Standardization in next-generation sequencing - Issues and approaches of establishing standards in a highly dynamic environment
- Published
- Accepted
- Subject Areas
- Bioinformatics, Biotechnology, Genomics, Molecular Biology
- Keywords
- Next-Generation Sequencing, Quality Management, Quality Assurance, Data Quality, Standardization, Standard, Validation, Guideline
- Copyright
- © 2017 Endrullat
- Licence
- This is an open access article distributed under the terms of the Creative Commons Attribution License, which permits unrestricted use, distribution, reproduction and adaptation in any medium and for any purpose provided that it is properly attributed. For attribution, the original author(s), title, publication source (PeerJ Preprints) and either DOI or URL of the article must be cited.
- Cite this article
- 2017. Standardization in next-generation sequencing - Issues and approaches of establishing standards in a highly dynamic environment.

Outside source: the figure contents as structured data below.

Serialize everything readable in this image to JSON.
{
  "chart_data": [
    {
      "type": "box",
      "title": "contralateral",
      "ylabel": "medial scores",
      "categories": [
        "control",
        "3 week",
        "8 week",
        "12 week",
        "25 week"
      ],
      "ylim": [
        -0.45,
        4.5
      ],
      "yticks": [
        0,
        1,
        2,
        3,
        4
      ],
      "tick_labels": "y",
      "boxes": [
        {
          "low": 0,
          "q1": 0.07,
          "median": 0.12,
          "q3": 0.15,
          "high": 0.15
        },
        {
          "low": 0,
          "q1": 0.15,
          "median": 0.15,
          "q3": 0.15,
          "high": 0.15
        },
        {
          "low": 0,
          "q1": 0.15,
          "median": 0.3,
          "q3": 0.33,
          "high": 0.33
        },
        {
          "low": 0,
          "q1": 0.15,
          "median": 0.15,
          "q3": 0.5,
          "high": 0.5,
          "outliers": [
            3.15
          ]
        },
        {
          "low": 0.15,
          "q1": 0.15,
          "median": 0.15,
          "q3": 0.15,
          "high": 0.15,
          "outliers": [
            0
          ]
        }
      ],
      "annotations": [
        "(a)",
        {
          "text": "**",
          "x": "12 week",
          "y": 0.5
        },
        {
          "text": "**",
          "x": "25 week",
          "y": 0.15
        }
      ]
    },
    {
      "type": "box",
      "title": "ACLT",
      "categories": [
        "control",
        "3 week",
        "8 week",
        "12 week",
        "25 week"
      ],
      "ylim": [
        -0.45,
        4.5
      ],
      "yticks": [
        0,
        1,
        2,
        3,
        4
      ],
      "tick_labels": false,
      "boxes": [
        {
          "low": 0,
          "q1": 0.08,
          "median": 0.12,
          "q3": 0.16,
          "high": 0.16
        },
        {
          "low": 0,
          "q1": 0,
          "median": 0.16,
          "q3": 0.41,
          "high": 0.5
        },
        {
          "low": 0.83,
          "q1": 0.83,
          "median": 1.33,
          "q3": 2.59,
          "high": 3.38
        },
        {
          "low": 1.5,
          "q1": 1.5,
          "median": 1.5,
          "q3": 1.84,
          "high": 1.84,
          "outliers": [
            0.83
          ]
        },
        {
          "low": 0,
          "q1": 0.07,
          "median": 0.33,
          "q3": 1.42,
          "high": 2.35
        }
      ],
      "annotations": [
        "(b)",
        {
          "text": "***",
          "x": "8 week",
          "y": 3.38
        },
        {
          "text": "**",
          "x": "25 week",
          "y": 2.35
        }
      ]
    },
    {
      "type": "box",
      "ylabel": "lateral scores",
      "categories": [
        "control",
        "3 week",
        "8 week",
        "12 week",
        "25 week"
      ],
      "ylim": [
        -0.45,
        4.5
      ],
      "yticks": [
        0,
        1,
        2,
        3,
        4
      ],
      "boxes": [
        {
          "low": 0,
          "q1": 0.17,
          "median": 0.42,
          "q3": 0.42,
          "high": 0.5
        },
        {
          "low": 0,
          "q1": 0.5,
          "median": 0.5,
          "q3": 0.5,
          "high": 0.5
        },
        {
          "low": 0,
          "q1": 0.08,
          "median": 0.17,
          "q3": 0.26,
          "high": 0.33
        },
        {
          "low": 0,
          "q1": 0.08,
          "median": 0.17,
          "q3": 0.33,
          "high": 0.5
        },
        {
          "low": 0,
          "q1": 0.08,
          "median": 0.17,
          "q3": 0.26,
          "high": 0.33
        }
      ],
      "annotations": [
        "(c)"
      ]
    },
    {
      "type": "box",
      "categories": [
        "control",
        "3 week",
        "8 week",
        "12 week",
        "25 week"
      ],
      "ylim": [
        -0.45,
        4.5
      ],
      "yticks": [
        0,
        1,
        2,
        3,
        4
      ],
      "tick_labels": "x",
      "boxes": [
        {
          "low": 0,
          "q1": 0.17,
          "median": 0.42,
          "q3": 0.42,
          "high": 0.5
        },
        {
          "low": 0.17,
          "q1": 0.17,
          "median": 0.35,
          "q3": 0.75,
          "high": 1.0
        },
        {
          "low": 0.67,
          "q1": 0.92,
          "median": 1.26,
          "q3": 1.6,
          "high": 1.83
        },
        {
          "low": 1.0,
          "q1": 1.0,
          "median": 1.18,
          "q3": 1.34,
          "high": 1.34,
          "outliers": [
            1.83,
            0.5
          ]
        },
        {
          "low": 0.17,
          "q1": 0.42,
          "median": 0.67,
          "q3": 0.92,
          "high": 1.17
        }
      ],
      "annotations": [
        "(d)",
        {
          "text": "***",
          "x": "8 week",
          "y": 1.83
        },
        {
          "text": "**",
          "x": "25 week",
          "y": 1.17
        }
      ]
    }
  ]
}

PeerJ Preprints 5:e2771v1 https://doi.org/10.7287/peerj.preprints.2771v1
Abstract
Introduction
2nd generation sequencing or better known as next-generation sequencing (NGS) represents a cutting-edge technology in life sciences and current foundation for unravelling nucleotide sequences. Since advent of first platforms in 2005 the number of different types of NGS platforms increased in the last 10 years in the same manner as the variety of possible applications. Higher throughput, lower cost and better quality of data were the incentive for a range of enterprises developing new NGS devices, whereas economic issues and competitive pressure, based on expensive workflows of obsolete systems and decreasing cost of market leader platforms, resulted simultaneously in accelerated vanishing of several companies. Due to the fast development, NGS is currently characterized by a lack of standard operating procedures, quality management/quality assurance specifications, proficiency testing systems and even less approved standards along with high cost and uncertainty of data quality. On the one hand, appropriate standardization approaches were already performed by different initiatives and projects in the format of accreditation checklists, technical notes and guidelines for validation of NGS workflows. On the other hand, these approaches are exclusively located in the US due to origins of NGS overseas, therefore there exists an obvious lack of European-based standardization initiatives. An additional problem represents the validity of promising standards across different NGS applications. Due to highest demands and regulations in specific areas like clinical diagnostics, the same standards, which will be established there, will not be applicable or reasonable in other applications. These points emphasize the importance of standardization in NGS mainly addressing the laboratory workflows, which are the prerequisite and foundation for sufficient quality of downstream results.
Methods
This work was based on a platform-dependent and -independent systematic literature review as well as personal communications with i.a. Illumina, Inc., ISO/TC 276 as well as DIN NA 057-06-02 AA 'Biotechnology'.
Results
Prior formulation of specific standard proposals and collection of current de facto standards, the problems of standardization in NGS itself were identified and interpreted. Therefore, a variety of different standardization approaches and projects from organizations, societies and companies were reviewed.
Conclusions
There is already a distinct number of NGS standardization efforts present; however, the majority of approaches target the standardization of the bioinformatics processing pipeline in the context of “Big Data”. Therefore, an essential prerequisite is the simplification and standardization of wet laboratory workflows, because respective steps are directly affecting the final data quality and thus there exists the demand to formulate experimental procedures to ensure a sufficient final data output quality.
Author Comment
This abstract was accepted for the CHARME / EMBnet / NETTAB 2016 Workshop. This abstract was truncated in order to fit the maximum number of characters required by PeerJ Preprints.